As a shareholder, you are entitled to vote by proxy on the big issues that impact a company’s financials even if you can’t attend the meeting in person.
In advance of the annual general meeting of a company or mutual fund, shareholders will receive a package in the mail containing a variety of documents that report financial data and operations results and announce important issues—such as proposals for changes to the company’s share structure or mergers and acquisitions.
These are all matters that shareholders or unitholdersthe true owners of the company or mutual fund, will vote on at the general meeting. If, however, shareholders are not able to attend an annual (or special) meeting, they can vote on proposals by means of a proxy, one of the documents included in the pre-meeting mailing package.
- A proxy vote is a ballot cast by one person or firm on behalf of a shareholder of a corporation who may not be able to attend a shareholder meeting, or who otherwise desires not to vote on an issue
- Prior to a company’s annual meeting, eligible shareholders may receive voting and proxy information in advance of their shareholder vote.
- Rather than physically attending the shareholder meeting, investors may elect someone else—such as a member of the company’s management team—to vote in their place.
The Purpose of Proxy Voting
Shareholder voting is the primary means by which shareholders can influence the company’s or mutual fund’s operations, its corporate governance, and even activities of social responsibility that may fall outside of financial considerations.

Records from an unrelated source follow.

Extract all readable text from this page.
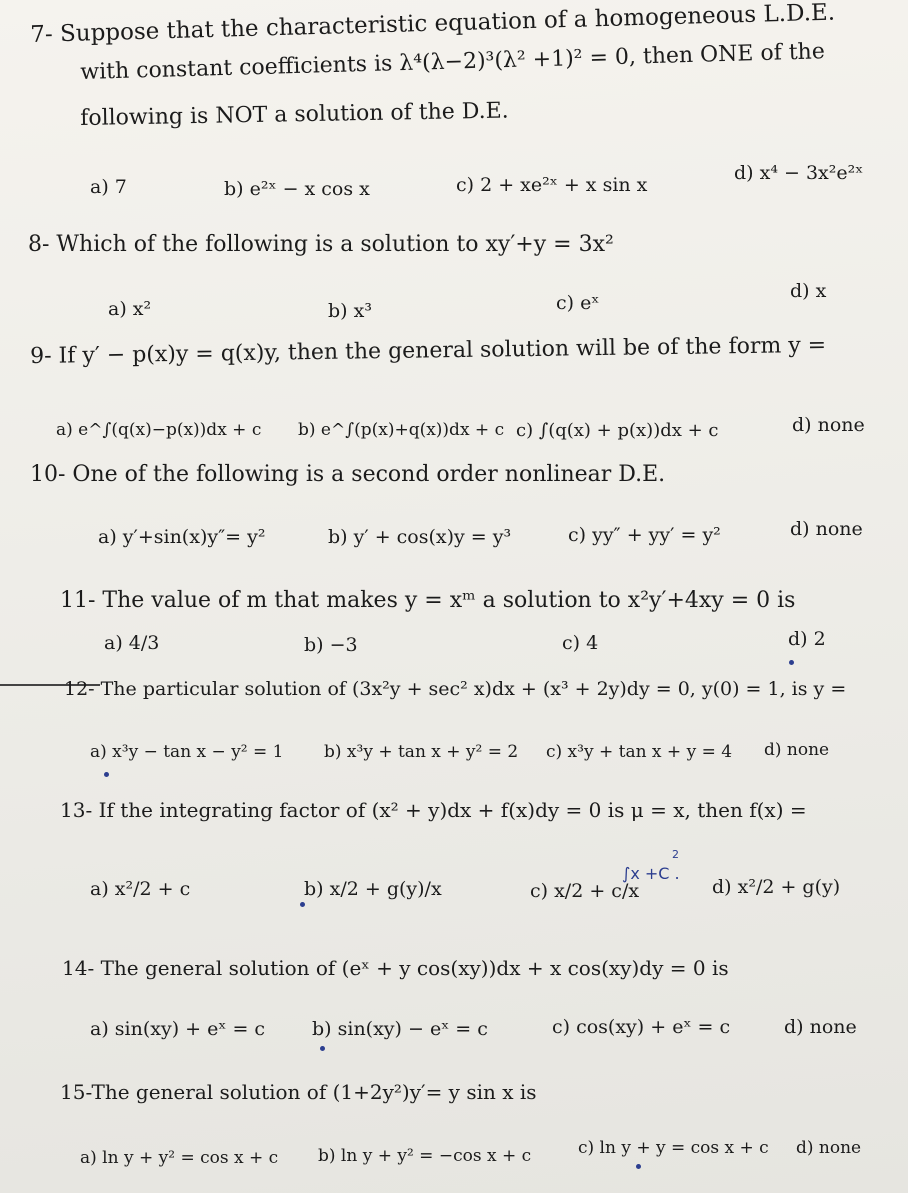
7- Suppose that the characteristic equation of a homogeneous L.D.E.
with constant coefficients is λ⁴(λ−2)³(λ² +1)² = 0, then ONE of the
following is NOT a solution of the D.E.
a) 7	b) e²ˣ − x cos x	c) 2 + xe²ˣ + x sin x
d) x⁴ − 3x²e²ˣ
8- Which of the following is a solution to xy′+y = 3x²
a) x²	b) x³	c) eˣ
d) x
9- If y′ − p(x)y = q(x)y, then the general solution will be of the form y =
a) e^∫(q(x)−p(x))dx + c b) e^∫(p(x)+q(x))dx + c c) ∫(q(x) + p(x))dx + c	d) none
10- One of the following is a second order nonlinear D.E.
a) y′+sin(x)y″= y²	b) y′ + cos(x)y = y³	c) yy″ + yy′ = y²	d) none
11- The value of m that makes y = xᵐ a solution to x²y′+4xy = 0 is
a) 4/3	b) −3	c) 4	d) 2
12- The particular solution of (3x²y + sec² x)dx + (x³ + 2y)dy = 0, y(0) = 1, is y =
a) x³y − tan x − y² = 1 b) x³y + tan x + y² = 2 c) x³y + tan x + y = 4 d) none
13- If the integrating factor of (x² + y)dx + f(x)dy = 0 is μ = x, then f(x) =
a) x²/2 + c	b) x/2 + g(y)/x	c) x/2 + c/x
∫x +C .
2
d) x²/2 + g(y)
14- The general solution of (eˣ + y cos(xy))dx + x cos(xy)dy = 0 is
a) sin(xy) + eˣ = c b) sin(xy) − eˣ = c	c) cos(xy) + eˣ = c	d) none
15-The general solution of (1+2y²)y′= y sin x is
a) ln y + y² = cos x + c b) ln y + y² = −cos x + c	c) ln y + y = cos x + c d) none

It is therefore very important for shareholders to participate in the voting and make their decisions based on a full understanding of the information and legal documentation presented to them.
At shareholder meetings, investors with common shares (or mutual fund units) typically receive one vote per share (or unit), unless they own shares carrying additional voting provisions. The votes of shareholders who are absent from a meeting and have not used a proxy card bearing their signature are considered to have abstained—they count neither for nor against any proposal tabled at the meeting.

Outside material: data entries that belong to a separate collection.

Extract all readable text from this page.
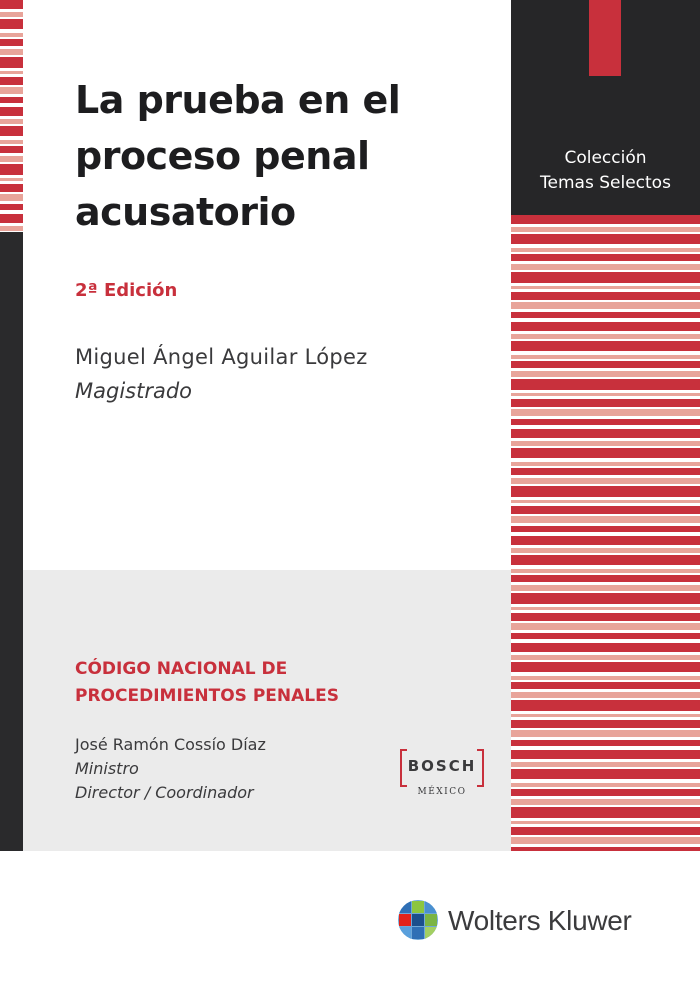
Colección
Temas Selectos
La prueba en el
proceso penal
acusatorio
2ª Edición
Miguel Ángel Aguilar López
Magistrado
CÓDIGO NACIONAL DE
PROCEDIMIENTOS PENALES
José Ramón Cossío Díaz
Ministro
Director / Coordinador
BOSCH
MÉXICO
Wolters Kluwer
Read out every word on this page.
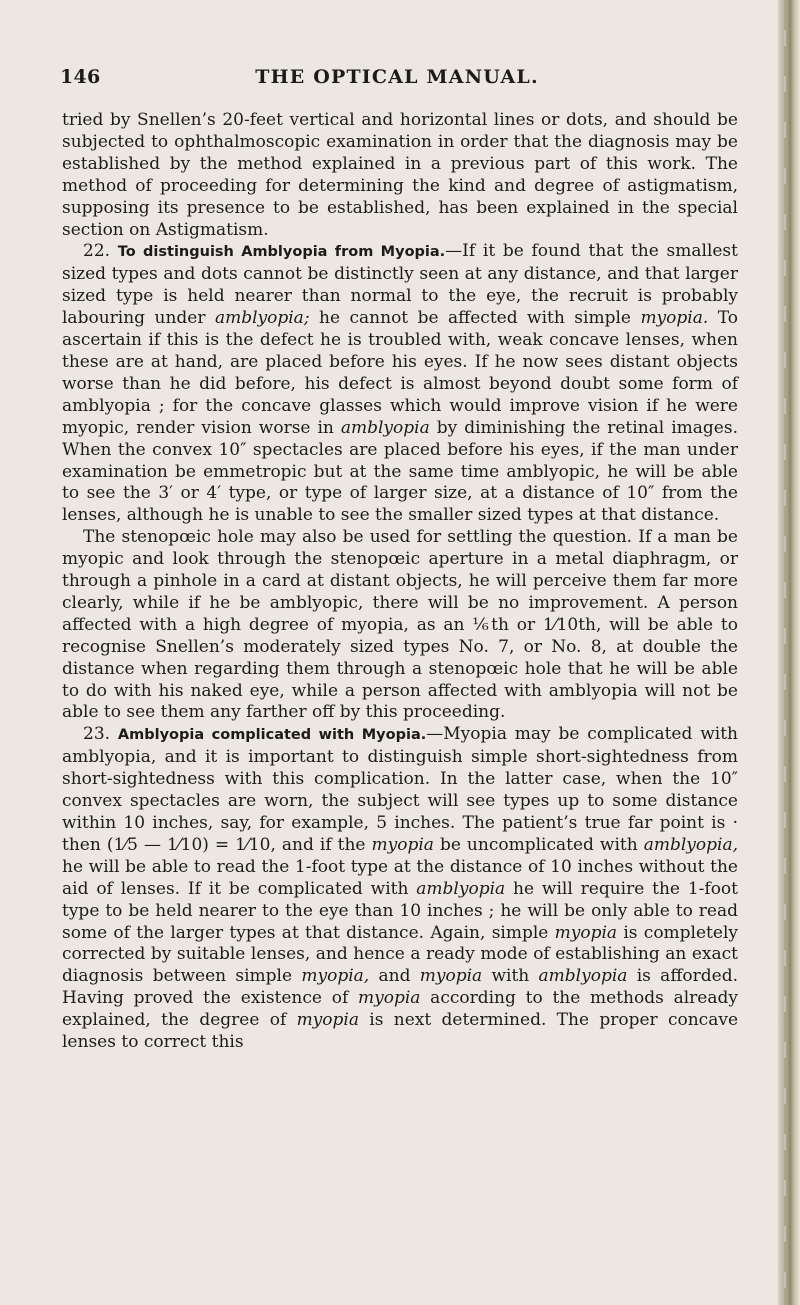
146	THE OPTICAL MANUAL.

tried by Snellen’s 20-feet vertical and horizontal lines or dots, and should be subjected to ophthalmoscopic examination in order that the diagnosis may be established by the method explained in a previous part of this work. The method of proceeding for determining the kind and degree of astigmatism, supposing its presence to be established, has been explained in the special section on Astigmatism.

22. To distinguish Amblyopia from Myopia.—If it be found that the smallest sized types and dots cannot be distinctly seen at any distance, and that larger sized type is held nearer than normal to the eye, the recruit is probably labouring under amblyopia; he cannot be affected with simple myopia. To ascertain if this is the defect he is troubled with, weak concave lenses, when these are at hand, are placed before his eyes. If he now sees distant objects worse than he did before, his defect is almost beyond doubt some form of amblyopia ; for the concave glasses which would improve vision if he were myopic, render vision worse in amblyopia by diminishing the retinal images. When the convex 10″ spectacles are placed before his eyes, if the man under examination be emmetropic but at the same time amblyopic, he will be able to see the 3′ or 4′ type, or type of larger size, at a distance of 10″ from the lenses, although he is unable to see the smaller sized types at that distance.

The stenopœic hole may also be used for settling the question. If a man be myopic and look through the stenopœic aperture in a metal diaphragm, or through a pinhole in a card at distant objects, he will perceive them far more clearly, while if he be amblyopic, there will be no improvement. A person affected with a high degree of myopia, as an ⅙th or 1⁄10th, will be able to recognise Snellen’s moderately sized types No. 7, or No. 8, at double the distance when regarding them through a stenopœic hole that he will be able to do with his naked eye, while a person affected with amblyopia will not be able to see them any farther off by this proceeding.

23. Amblyopia complicated with Myopia.—Myopia may be complicated with amblyopia, and it is important to distinguish simple short-sightedness from short-sightedness with this complication. In the latter case, when the 10″ convex spectacles are worn, the subject will see types up to some distance within 10 inches, say, for example, 5 inches. The patient’s true far point is · then (1⁄5 — 1⁄10) = 1⁄10, and if the myopia be uncomplicated with amblyopia, he will be able to read the 1-foot type at the distance of 10 inches without the aid of lenses. If it be complicated with amblyopia he will require the 1-foot type to be held nearer to the eye than 10 inches ; he will be only able to read some of the larger types at that distance. Again, simple myopia is completely corrected by suitable lenses, and hence a ready mode of establishing an exact diagnosis between simple myopia, and myopia with amblyopia is afforded. Having proved the existence of myopia according to the methods already explained, the degree of myopia is next determined. The proper concave lenses to correct this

But proxy voting allows shareholders to vote when they can’t attend a shareholder meeting, so investors are quite literally able to own and vote on equities in companies and mutual funds that might be located and registered clear across the globe.

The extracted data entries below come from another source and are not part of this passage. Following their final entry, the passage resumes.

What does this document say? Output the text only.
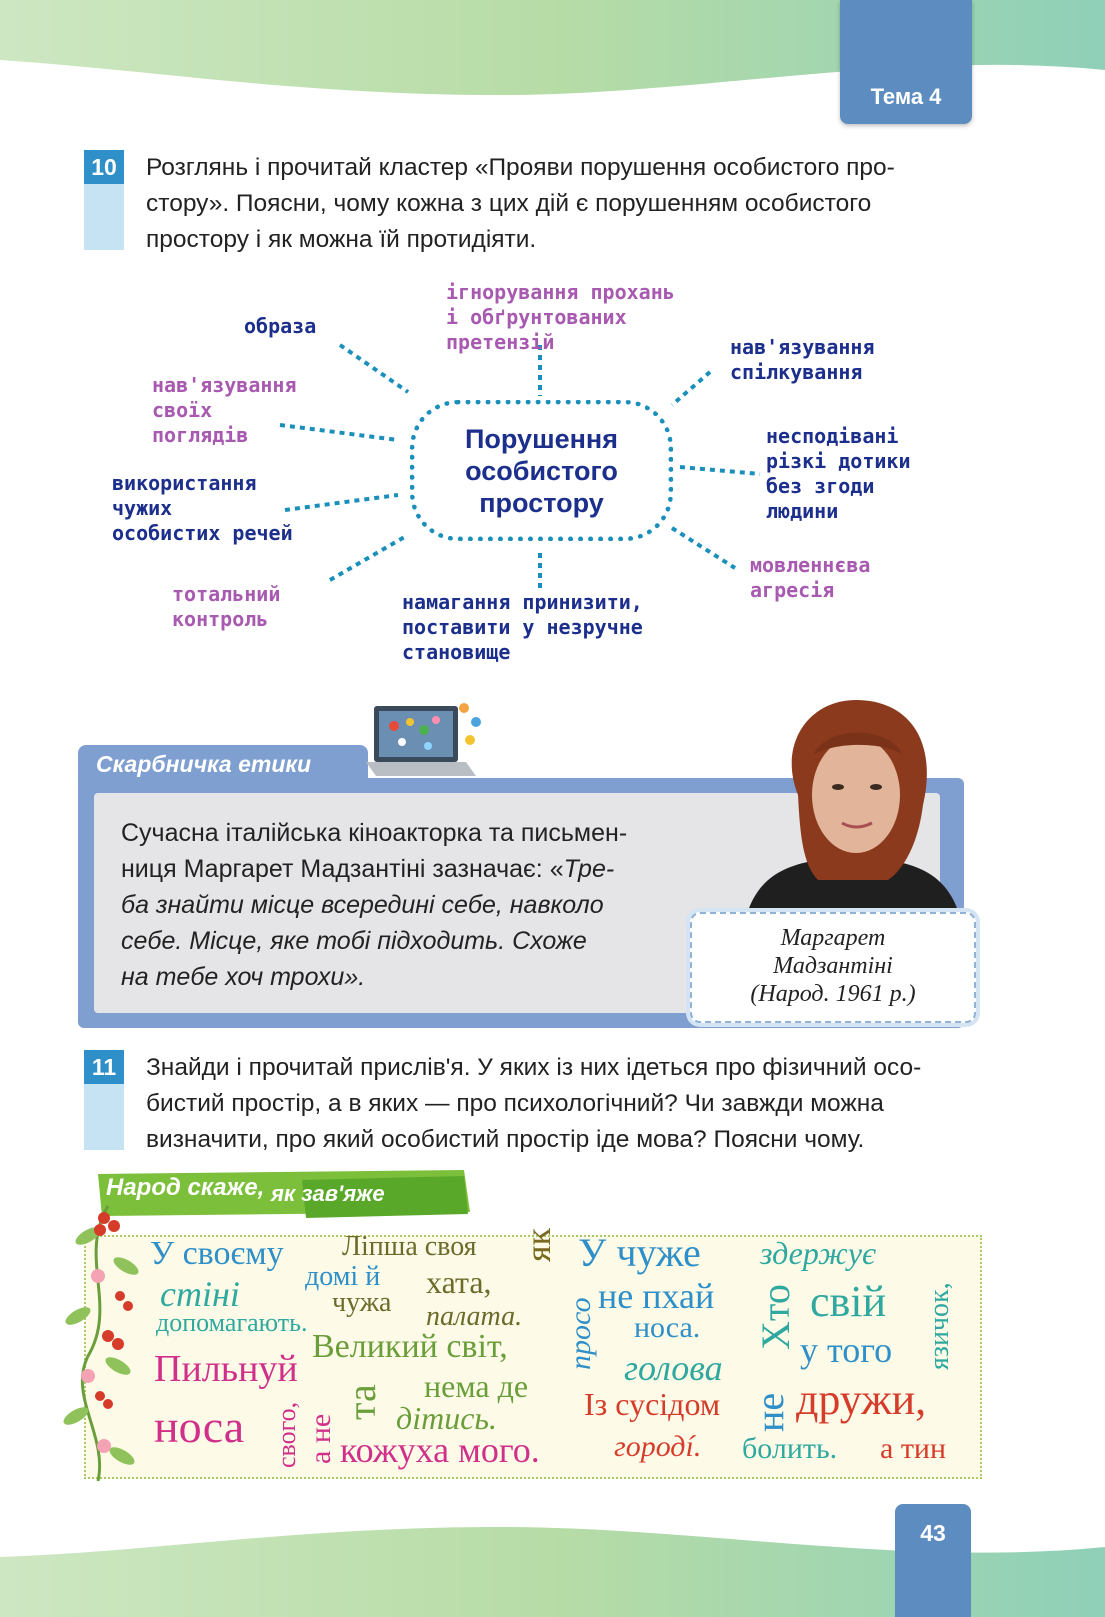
Тема 4
10 Розглянь і прочитай кластер «Прояви порушення особистого про-
стору». Поясни, чому кожна з цих дій є порушенням особистого
простору і як можна їй протидіяти.
Порушення
особистого
простору
ігнорування прохань
і обґрунтованих
претензій
образа
нав'язування
спілкування
нав'язування
своїх
поглядів	несподівані
різкі дотики
без згоди
людини
використання
чужих
особистих речей
мовленнєва
агресія
тотальний
контроль
намагання принизити,
поставити у незручне
становище
Скарбничка етики
Сучасна італійська кіноакторка та письмен-
ниця Маргарет Мадзантіні зазначає: «Тре-
ба знайти місце всередині себе, навколо
себе. Місце, яке тобі підходить. Схоже
на тебе хоч трохи».
Маргарет
Мадзантіні
(Народ. 1961 р.)
11	Знайди і прочитай прислів'я. У яких із них ідеться про фізичний осо-
бистий простір, а в яких — про психологічний? Чи завжди можна
визначити, про який особистий простір іде мова? Поясни чому.
Народ скаже, як зав'яже
У своєму
стіні
допомагають.
домі й
Ліпша своя
хата,
чужа палата.
як У чуже
не пхай
носа.
просо
здержує
Хто свій язичок,
у того
Великий світ,
нема де
дітись.
голова
не
Пильнуй
носа свого, а не
та
кожуха мого.
Із сусідом дружи,
городí. болить. а тин
43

In the internet age, investors can not only buy and sell stocks online but also vote their proxy statements. The entire documentation delivery process can be electronically automated. Official documentation is delivered to shareholders in electronic form, and then they log onto the system with a control number or personal identification number and vote for or against the resolutions presented.
Proxy Voting Guidelines
The internet also greatly assists shareholders in researching their decisions. Numerous institutional investors now post their voting decisions online prior to the meeting date, giving individual investors a chance to see where the large institutional shareholders stand on issues. These same institutions may also provide extensive explanations of their decisions by posting their “proxy voting guidelines.” For example, institutions may cast their votes on criteria of long-term value, corporate accountability, responsibility, sustainability, and so on.
The most proactive of institutional investors play a sort of champion role in keeping directors accountable for the resolutions that are introduced at important meetings. Not only will the institution establish its model proxy voting guidelines, but if a decision is initially unclear, it will seek additional information from the company itself. For example, an institution might contact management directly to discuss a specific proposal, suggest modifications to the nature of the proposal, or in extreme cases, urge the withdrawal of the proposal in its entirety. Such influence is generally held only by powerful institutional investors, making the institution’s role in the proxy voting process invaluable.
Innovations to the Proxy Voting System
In the wake of much-publicized corporate scandals perpetrated by the management and directors of various publicly-traded companies over the years, more consideration has been given to revisions of the proxy voting system—most significantly, allowing shareholders to take an active role in introducing resolutions to the proxy. Today, any shareholder (or group of shareholders) who has owned at least $2,000 or 1% of a company’s stock continuously for at least a year may introduce a proposal. These proposals are often termed “direct proxy access” and focus most prominently on allowing shareholders to nominate director candidates. On the one hand, this brings fresh perspectives to the board of directors; but on the other hand, lack of experience (among other factors) could cause shareholders to nominate directors who are truly inappropriate for directorship.
The Bottom Line
Proxy voting is often the sole means by which investors can have a say in the business operations and societal activities of their company or mutual fund. Shareholders need not attend an important meeting in person, but they certainly must make the effort to read and understand legal resolutions and use all available resources to make an educated vote based on their best knowledge and information.